3| Setting up accounts for the estate: Executors are required to obtain a tax identification number for the estate, to keep the estate’s money separate from their own funds and to account to the beneficiaries for funds of the estate.
4| Managing estate assets: This includes professionally managing the estate’s financial securities and cash in accordance with a custom investment policy statement. It also includes management of real estate properties and any unique assets (collectibles and copyrights, for example).
5| Continuing necessary payments: The funds in the estate’s bank account can be used for making mortgage, insurance and other recurring payments that must be paid during the administration of the estate.
6| Paying debts, creditors, and administrative expenses: In general, before any person named in a will can receive any inheritance, the deceased’s creditors debts must be settled.

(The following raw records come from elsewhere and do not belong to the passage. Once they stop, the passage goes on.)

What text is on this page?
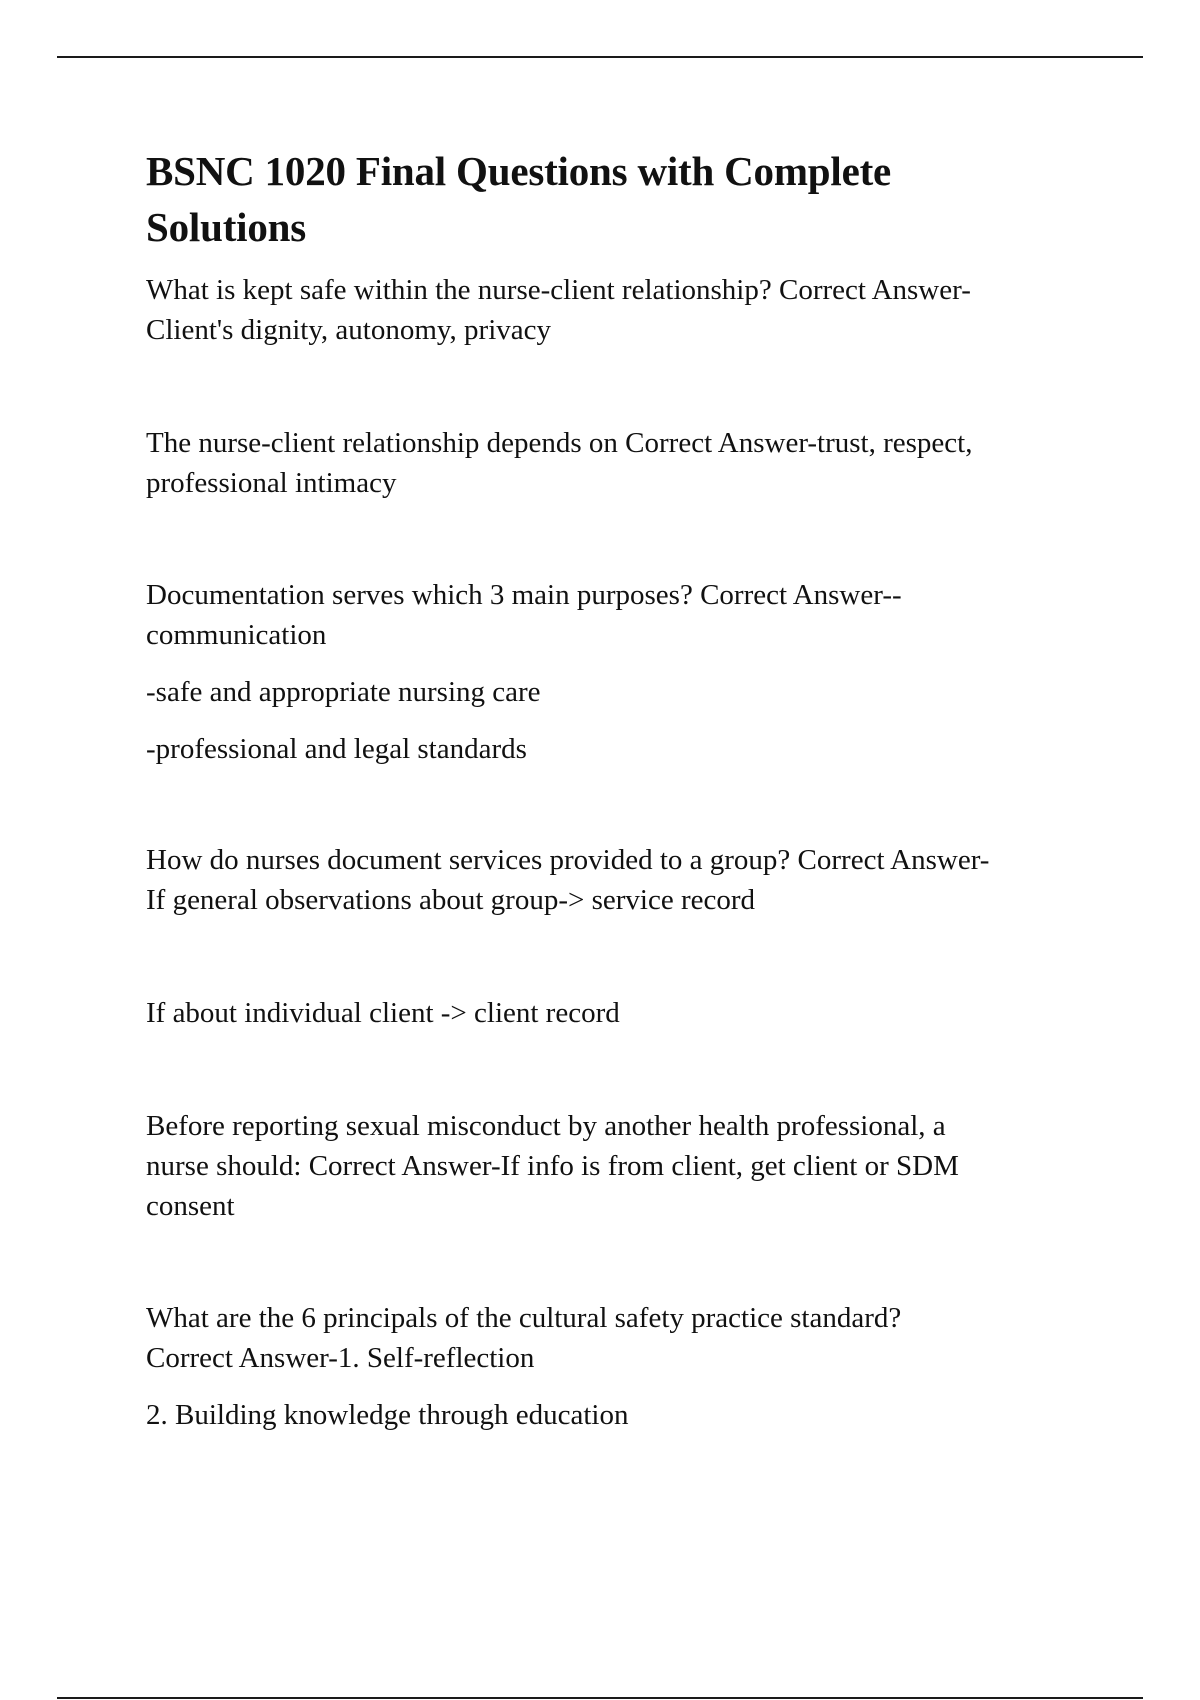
BSNC 1020 Final Questions with Complete
Solutions

What is kept safe within the nurse-client relationship? Correct Answer-
Client's dignity, autonomy, privacy

The nurse-client relationship depends on Correct Answer-trust, respect,
professional intimacy

Documentation serves which 3 main purposes? Correct Answer--
communication

-safe and appropriate nursing care

-professional and legal standards

How do nurses document services provided to a group? Correct Answer-
If general observations about group-> service record

If about individual client -> client record

Before reporting sexual misconduct by another health professional, a
nurse should: Correct Answer-If info is from client, get client or SDM
consent

What are the 6 principals of the cultural safety practice standard?
Correct Answer-1. Self-reflection

2. Building knowledge through education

In most states the executor must notify all creditors of the death of the individual and wait for those creditors to file claims.
7| Wrapping up the deceased’s affairs: This can include everything from canceling credit cards to notifying a bank about the death of the individual. An executor may also need to wind up a business or transfer an LLC or other closely held business assets.
Settling an estate involves overseeing multiple tasks with varying deadlines. Hiring a corporate executor may be a smart choice to help family members during an emotional time — so the family can spend less time worrying about money and more time celebrating your legacy.